In spite of this, only 31% said that they have a full digital strategy in place today, and 53% are in progress with specific digital transformation initiatives for selected parts of their business. These findings reflect the situation in Sri Lanka, where we are seeing an increasing number of financial services hoping to digitally transform.
While Sri Lanka is considered to be a leader in South Asia for financial inclusion, with 68% of adults possessing bank accounts (Asian Development Bank Institute Paper, 2014), the usage of cashless payment schemes for example have remained relatively low.
Increasing cyber-attacks targeting financial institutions are demanding the attention of business leaders to ensure security is a boardroom discussion and not merely a discussion at the CIO’s office. Further, a growing share of Millennials in the workforce and customer base are demanding FSI organisations to embrace the 4th Industrial revolution and kick-start the digital transformation journey before it is too late.
Banks today are dealing with customers who expect their mobile devices to be their banking agents, and are vocal about their opinions in public. We recently held a CXO Conference on “Banking in the Digital Era” to initiate and nurture this discussion among business decision makers in the FSI community and the response we received was overwhelmingly positive.
Financial institutions need to be prepared to pivot in this wave of digital disruption to stay relevant in order to attract and retain customers. The FSI sector, as a whole, can only increase profitability—and have the flexibility to scale, while ensuring consumer trust and confidence in its ability to protect customer data and assets from cyber-attacks—when it can provide personalised services.
It is also a very positive sign to see a serious dialogue being developed in Sri Lanka on Blockchain and Fintech. In order for our FSI sector to leapfrog and reap the benefits of technology, this dialogue must continue, while the necessary policy frameworks must be put in place.
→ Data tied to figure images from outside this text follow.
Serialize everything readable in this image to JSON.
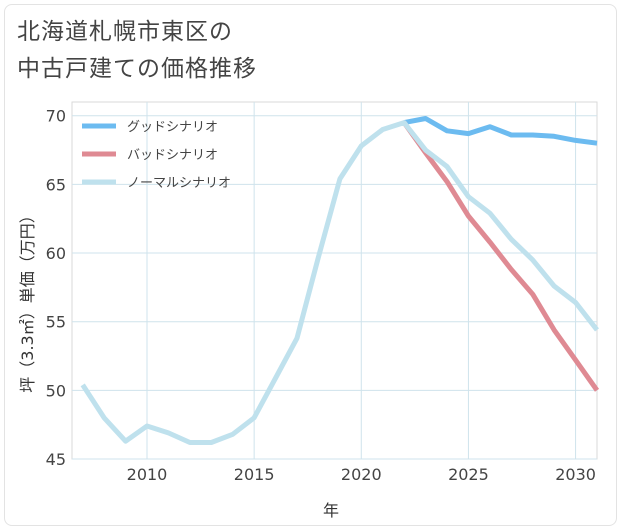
{
  "title_lines": [
    "北海道札幌市東区の",
    "中古戸建ての価格推移"
  ],
  "chart_data": {
    "type": "line",
    "title": "北海道札幌市東区の中古戸建ての価格推移",
    "xlabel": "年",
    "ylabel": "坪（3.3㎡）単価（万円）",
    "xlim": [
      2006.5,
      2031
    ],
    "ylim": [
      45,
      71
    ],
    "xticks": [
      2010,
      2015,
      2020,
      2025,
      2030
    ],
    "yticks": [
      45,
      50,
      55,
      60,
      65,
      70
    ],
    "grid": true,
    "legend_position": "top-left",
    "series": [
      {
        "name": "グッドシナリオ",
        "color": "#6cbbf0",
        "x": [
          2022,
          2023,
          2024,
          2025,
          2026,
          2027,
          2028,
          2029,
          2030,
          2031
        ],
        "values": [
          69.5,
          69.8,
          68.9,
          68.7,
          69.2,
          68.6,
          68.6,
          68.5,
          68.2,
          68.0
        ]
      },
      {
        "name": "バッドシナリオ",
        "color": "#df8a93",
        "x": [
          2022,
          2023,
          2024,
          2025,
          2026,
          2027,
          2028,
          2029,
          2030,
          2031
        ],
        "values": [
          69.5,
          67.3,
          65.2,
          62.7,
          60.8,
          58.8,
          57.0,
          54.4,
          52.2,
          50.0
        ]
      },
      {
        "name": "ノーマルシナリオ",
        "color": "#bfe1ed",
        "x": [
          2007,
          2008,
          2009,
          2010,
          2011,
          2012,
          2013,
          2014,
          2015,
          2016,
          2017,
          2018,
          2019,
          2020,
          2021,
          2022,
          2023,
          2024,
          2025,
          2026,
          2027,
          2028,
          2029,
          2030,
          2031
        ],
        "values": [
          50.4,
          48.0,
          46.3,
          47.4,
          46.9,
          46.2,
          46.2,
          46.8,
          48.0,
          50.9,
          53.8,
          59.7,
          65.4,
          67.8,
          69.0,
          69.5,
          67.5,
          66.3,
          64.1,
          62.9,
          61.0,
          59.5,
          57.6,
          56.4,
          54.4
        ]
      }
    ]
  }
}
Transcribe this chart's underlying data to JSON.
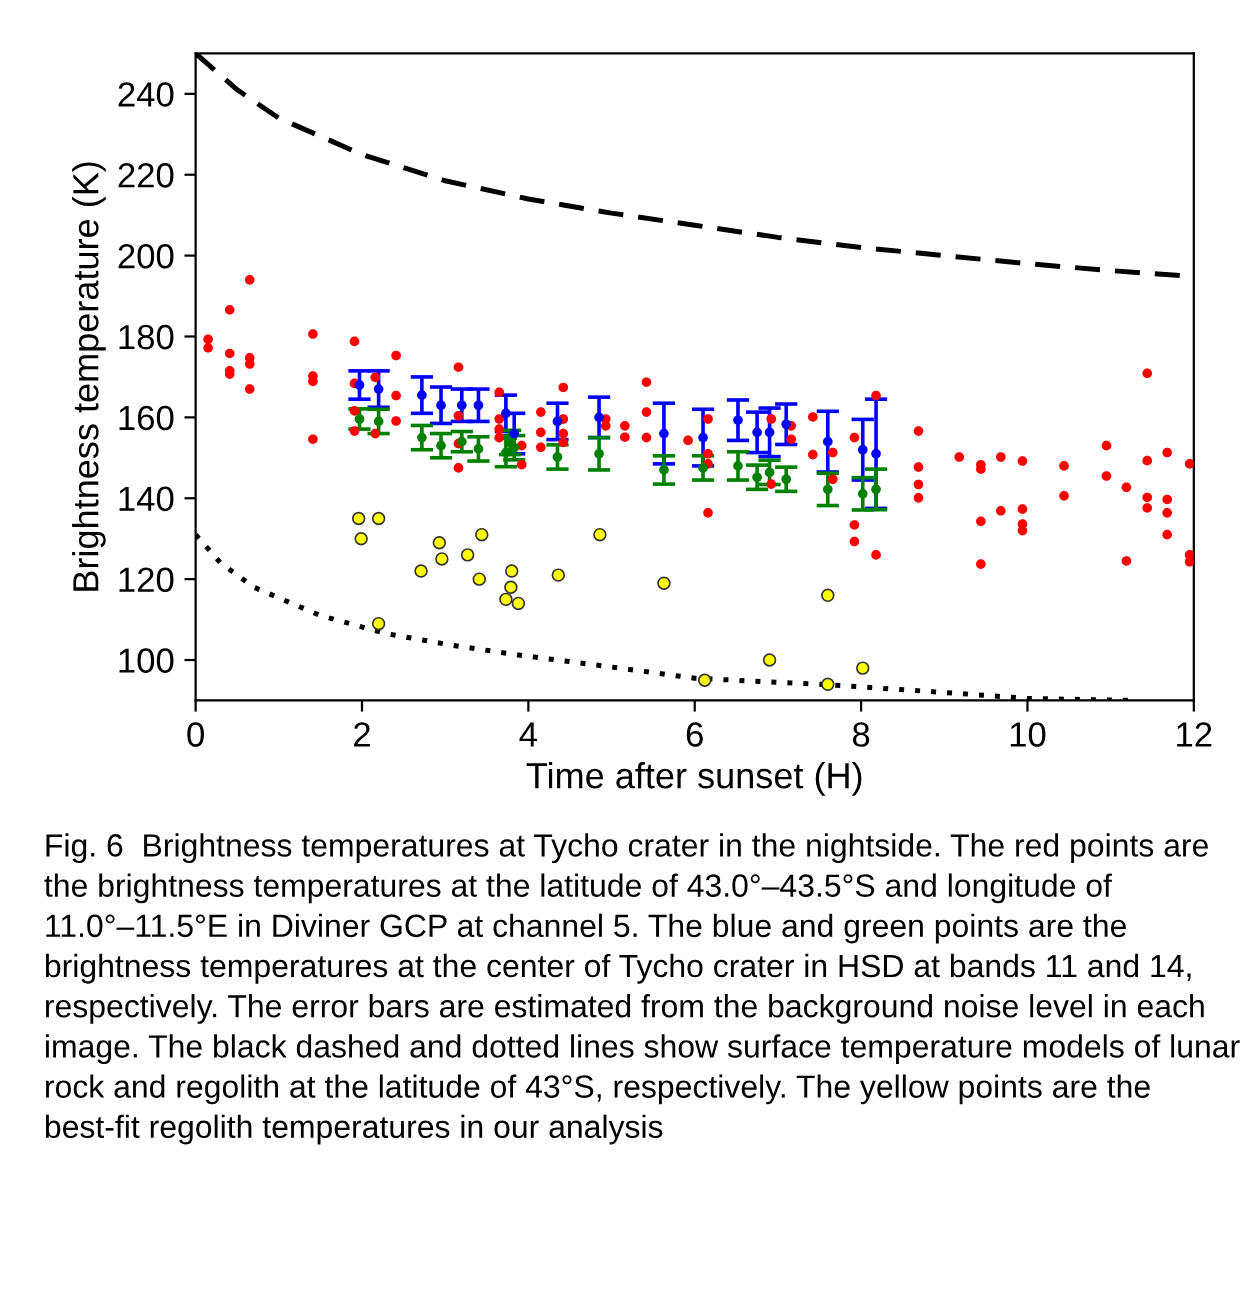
{
  "chart_data": {
    "type": "scatter",
    "xlabel": "Time after sunset (H)",
    "ylabel": "Brightness temperature (K)",
    "xlim": [
      0,
      12
    ],
    "ylim": [
      90,
      250
    ],
    "xticks": [
      0,
      2,
      4,
      6,
      8,
      10,
      12
    ],
    "yticks": [
      100,
      120,
      140,
      160,
      180,
      200,
      220,
      240
    ],
    "grid": false,
    "series": [
      {
        "type": "line",
        "line_style": "dashed",
        "marker": "none",
        "color": "#000000",
        "x": [
          0,
          0.5,
          1,
          2,
          3,
          4,
          5,
          6,
          7,
          8,
          9,
          10,
          11,
          12
        ],
        "values": [
          250,
          241,
          234,
          225,
          218.5,
          214,
          210.5,
          207.5,
          204.5,
          202,
          200,
          198,
          196.3,
          194.8
        ]
      },
      {
        "type": "line",
        "line_style": "dotted",
        "marker": "none",
        "color": "#000000",
        "x": [
          0,
          0.3,
          0.7,
          1.5,
          2.3,
          3.1,
          3.9,
          5.1,
          6,
          7.6,
          9.2,
          10,
          11.3
        ],
        "values": [
          131,
          124,
          118,
          111,
          106.5,
          103.6,
          101.2,
          98,
          95.5,
          93.9,
          91.7,
          90.5,
          90
        ]
      },
      {
        "marker": "circle",
        "color": "#ff0000",
        "x": [
          0.15,
          0.15,
          0.41,
          0.41,
          0.41,
          0.41,
          0.65,
          0.65,
          0.65,
          0.65,
          1.41,
          1.41,
          1.41,
          1.41,
          1.91,
          1.91,
          1.91,
          1.91,
          2.16,
          2.16,
          2.41,
          2.41,
          2.41,
          3.16,
          3.16,
          3.16,
          3.16,
          3.65,
          3.65,
          3.65,
          3.65,
          3.92,
          3.92,
          4.15,
          4.15,
          4.15,
          4.42,
          4.42,
          4.42,
          4.42,
          4.93,
          4.93,
          5.16,
          5.16,
          5.42,
          5.42,
          5.42,
          5.92,
          6.16,
          6.16,
          6.16,
          6.16,
          6.92,
          6.92,
          7.16,
          7.16,
          7.42,
          7.42,
          7.66,
          7.66,
          7.92,
          7.92,
          7.92,
          8.18,
          8.18,
          8.69,
          8.69,
          8.69,
          8.69,
          9.18,
          9.44,
          9.44,
          9.44,
          9.44,
          9.68,
          9.68,
          9.94,
          9.94,
          9.94,
          9.94,
          10.44,
          10.44,
          10.95,
          10.95,
          11.19,
          11.19,
          11.44,
          11.44,
          11.44,
          11.44,
          11.68,
          11.68,
          11.68,
          11.68,
          11.95,
          11.95,
          11.95
        ],
        "values": [
          179.3,
          177.2,
          186.6,
          175.8,
          171.5,
          170.7,
          194,
          174.7,
          173.2,
          167,
          180.6,
          170.2,
          168.9,
          154.6,
          178.8,
          168.4,
          161.6,
          156.6,
          169.9,
          156,
          175.3,
          165.4,
          159.1,
          172.4,
          160.4,
          153.5,
          147.5,
          166.2,
          159.6,
          157.1,
          155,
          153,
          148.3,
          161.3,
          156.3,
          152.6,
          167.4,
          159.6,
          156,
          153.8,
          159.6,
          157.9,
          157.9,
          155.1,
          168.7,
          161.3,
          155,
          154.3,
          159.6,
          151,
          148.5,
          136.4,
          159.6,
          143.5,
          157.9,
          154.6,
          160.1,
          150.8,
          151.3,
          144.7,
          155,
          133.4,
          129.3,
          165.4,
          126,
          156.6,
          147.7,
          143.4,
          140.1,
          150.2,
          148.3,
          147.2,
          134.3,
          123.7,
          150.2,
          136.9,
          149.2,
          137.3,
          133.6,
          132,
          148,
          140.6,
          153,
          145.5,
          142.7,
          124.5,
          170.9,
          149.3,
          140.2,
          137.6,
          151.3,
          139.7,
          136.4,
          131,
          148.5,
          126,
          124.3
        ]
      },
      {
        "marker": "circle",
        "color": "#0000ff",
        "x": [
          1.97,
          2.2,
          2.72,
          2.95,
          3.2,
          3.4,
          3.73,
          3.78,
          3.83,
          4.35,
          4.85,
          5.63,
          6.1,
          6.52,
          6.75,
          6.9,
          7.1,
          7.6,
          8.02,
          8.18
        ],
        "values": [
          168,
          167,
          165.5,
          163,
          163,
          163,
          161,
          null,
          156,
          159,
          160,
          156,
          155,
          159.3,
          156.3,
          156.3,
          158.3,
          154,
          152,
          151
        ],
        "errors": [
          3.5,
          4.5,
          4.5,
          4.5,
          4,
          4,
          4.5,
          null,
          5,
          4.5,
          5,
          7.5,
          7,
          5,
          5,
          6,
          5,
          7.5,
          7.5,
          13.5
        ]
      },
      {
        "marker": "circle",
        "color": "#008000",
        "x": [
          1.97,
          2.2,
          2.72,
          2.95,
          3.2,
          3.4,
          3.73,
          3.78,
          3.83,
          4.35,
          4.85,
          5.63,
          6.1,
          6.52,
          6.75,
          6.9,
          7.1,
          7.6,
          8.02,
          8.18
        ],
        "values": [
          159.6,
          159,
          155,
          153,
          154,
          152.2,
          151.3,
          153.8,
          152.5,
          150.2,
          151,
          147,
          147.5,
          148,
          145.2,
          146.4,
          144.7,
          142.2,
          141.1,
          142.2
        ],
        "errors": [
          2.5,
          3,
          3,
          3,
          2.5,
          3,
          3.5,
          3,
          3,
          3,
          4,
          3.5,
          3,
          3.5,
          3,
          3,
          3,
          4,
          4,
          5
        ]
      },
      {
        "marker": "circle",
        "color": "#ffff00",
        "x": [
          1.96,
          1.99,
          2.2,
          2.2,
          2.71,
          2.93,
          2.96,
          3.27,
          3.41,
          3.44,
          3.8,
          3.79,
          3.73,
          3.88,
          4.36,
          4.86,
          5.63,
          6.12,
          6.9,
          7.6,
          7.6,
          8.02
        ],
        "values": [
          135,
          130,
          135,
          109,
          122,
          129,
          125,
          126,
          120,
          131,
          122,
          118,
          115,
          114,
          121,
          131,
          119,
          95,
          100,
          116,
          94,
          98
        ]
      }
    ],
    "annotations": [
      "Fig. 6  Brightness temperatures at Tycho crater in the nightside. The red points are the brightness temperatures at the latitude of 43.0°–43.5°S and longitude of 11.0°–11.5°E in Diviner GCP at channel 5. The blue and green points are the brightness temperatures at the center of Tycho crater in HSD at bands 11 and 14, respectively. The error bars are estimated from the background noise level in each image. The black dashed and dotted lines show surface temperature models of lunar rock and regolith at the latitude of 43°S, respectively. The yellow points are the best-fit regolith temperatures in our analysis"
    ]
  }
}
Focussing on the four key pillars of Digital Transformation will decide the success or failure of Sri Lankan FSI organisations, for these pillars operationalize what the 4th Industrial Revolution may mean to FSI organisations.
Engage your customers: FSI companies will need to treat customers as savvier than ever before, since interested customers will often educate themselves on products or services before any engagement. At the same time, FSI companies will need to reimagine and simplify the customer experience to deliver more value through data insights and relevant offerings. When you offer an optimal customer experience, you have a greater chance of converting them into your advocates.
Empower your employees: With the entry of Millennials, the workplace has undergone a dramatic change. Today, it is crucial to provide employees with cloud-based productivity tools that provide seamless access to data. This will enable organisations to innovate faster, meet compliance requirements, and deliver exceptional client experiences.
Optimise your operations: Technology disrupters such as AI and big data are accelerating the potential for businesses to optimise their operations. FSI companies can gain breakthrough insight into risk and operational models with advanced analytics and act on real-time intelligence to optimise risk management and meet regulatory requirements.
Transform your products: The opportunity to embed software and technology directly into products and services is evolving how organisations deliver value, enabling new business models, and disrupting established markets. Moreover, FSI companies that leverage open and connected systems —with highly automated digital processes to support new product development—will meet the security, privacy and transparency expectations of customers, regulators and stakeholders.